Perry explained the system’s general policy toward tackling risqué issues.
“One of the things we do seek to do is to get parental involvement,” he said. “We wouldn’t even begin to address or expand curriculum, particularly in areas that are controversial, unless we had input from our local community.”
The current curriculum in the state focuses on abstinence until marriage, and was enacted in 1995 when Republicans won control of the state House for the first time in more than a century.
School systems can currently introduce a curriculum that discusses contraception, but only after a lengthy process including public hearings. Only about a dozen of the state’s 115 school systems have adopted the broader curriculum.
The proposed legislation would allow parents or guardians to choose for their children the abstinence-only curriculum, or the comprehensive sex education course. If parents make no choice, their children would be placed in the comprehensive sex education curriculum.
The expanded instruction would lead to fewer unintended pregnancies and sexually transmitted diseases, the bill’s advocates said.
“Parents will decide, not politicians, the content of sex education that is right for their children,” said Rep. Bob England, D-Rutherford, a retired family physician who said he delivered more than 3,000 babies during his four-decade career.
House Minority Leader Paul Stam, R-Wake, said the revamp went too far, leaving open to interpretation vague references that include requiring students be taught to respect “committed relationships,” as well as marriage.
North Carolina ranked 14th among states with the highest teen birthrate in 2006, the most recent year for which data are available, according to a Centers for Disease Control and Prevention report released in January.
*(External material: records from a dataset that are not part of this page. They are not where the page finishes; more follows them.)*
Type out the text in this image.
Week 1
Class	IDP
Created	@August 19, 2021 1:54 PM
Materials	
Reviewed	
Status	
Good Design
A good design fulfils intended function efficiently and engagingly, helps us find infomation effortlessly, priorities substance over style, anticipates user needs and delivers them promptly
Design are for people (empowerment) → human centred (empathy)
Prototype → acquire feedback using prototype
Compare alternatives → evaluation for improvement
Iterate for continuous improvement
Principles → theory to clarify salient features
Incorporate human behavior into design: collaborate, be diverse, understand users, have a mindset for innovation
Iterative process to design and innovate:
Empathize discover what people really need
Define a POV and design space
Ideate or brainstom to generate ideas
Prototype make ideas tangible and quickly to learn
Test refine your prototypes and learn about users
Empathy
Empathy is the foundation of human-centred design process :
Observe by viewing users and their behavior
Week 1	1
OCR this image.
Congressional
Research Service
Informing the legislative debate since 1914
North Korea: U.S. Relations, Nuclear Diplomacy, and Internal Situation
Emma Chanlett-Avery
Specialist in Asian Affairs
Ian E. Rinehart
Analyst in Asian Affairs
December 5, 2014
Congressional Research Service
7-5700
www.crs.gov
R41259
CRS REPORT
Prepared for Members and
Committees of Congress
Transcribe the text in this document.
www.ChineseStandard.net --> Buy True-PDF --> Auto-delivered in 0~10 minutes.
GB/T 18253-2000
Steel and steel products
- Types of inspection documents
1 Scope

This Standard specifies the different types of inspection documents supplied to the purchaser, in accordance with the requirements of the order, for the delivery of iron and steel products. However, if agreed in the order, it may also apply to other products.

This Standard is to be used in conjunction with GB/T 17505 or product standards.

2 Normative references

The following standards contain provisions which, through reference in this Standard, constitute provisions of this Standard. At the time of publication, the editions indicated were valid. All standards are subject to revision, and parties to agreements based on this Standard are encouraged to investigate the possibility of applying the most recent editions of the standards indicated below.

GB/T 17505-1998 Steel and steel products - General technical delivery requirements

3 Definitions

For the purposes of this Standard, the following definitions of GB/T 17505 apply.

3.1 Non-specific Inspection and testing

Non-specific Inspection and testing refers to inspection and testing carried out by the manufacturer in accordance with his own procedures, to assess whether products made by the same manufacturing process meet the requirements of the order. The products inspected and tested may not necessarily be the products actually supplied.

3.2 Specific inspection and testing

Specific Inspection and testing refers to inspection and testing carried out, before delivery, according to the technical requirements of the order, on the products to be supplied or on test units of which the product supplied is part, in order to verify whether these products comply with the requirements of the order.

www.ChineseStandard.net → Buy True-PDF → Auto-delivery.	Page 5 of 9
But most of those births were to women who were 18- or 19-years-old.
Girls of school age, between 15 and 17, averaged almost 26 births per 1,000 in 2006, compared to a rate of 22 per 1,000 nationwide, the CDC said.
The Richmond County Health Department released its 2008 State of the County Health Report in November, listing teen pregnancy rate as a public health issue.
“Richmond County continues to experience teen pregnancy rates above the state average,” the report read.
In 2007, the health department reported 152 pregnancies in teenage girls aged 15 to 19, for a rate of 96.4 per 1,000, as compared to an even 63 across the state.
The North Carolina Department of Health and Human Services breaks the data down further on its website.
According to its data, Richmond County had a pregnancy rate of 53.8 per 1,000 for girls between 15 and 17 in 2007, as compared to 34.8 statewide.
With 18- and 19-year-old girls, the state rate was 101.6 per 1,000, while Richmond County’s rate was 167.2.
The 2007 data reflected a slight decrease from 2006 in the county report, but an overall increase from 2003.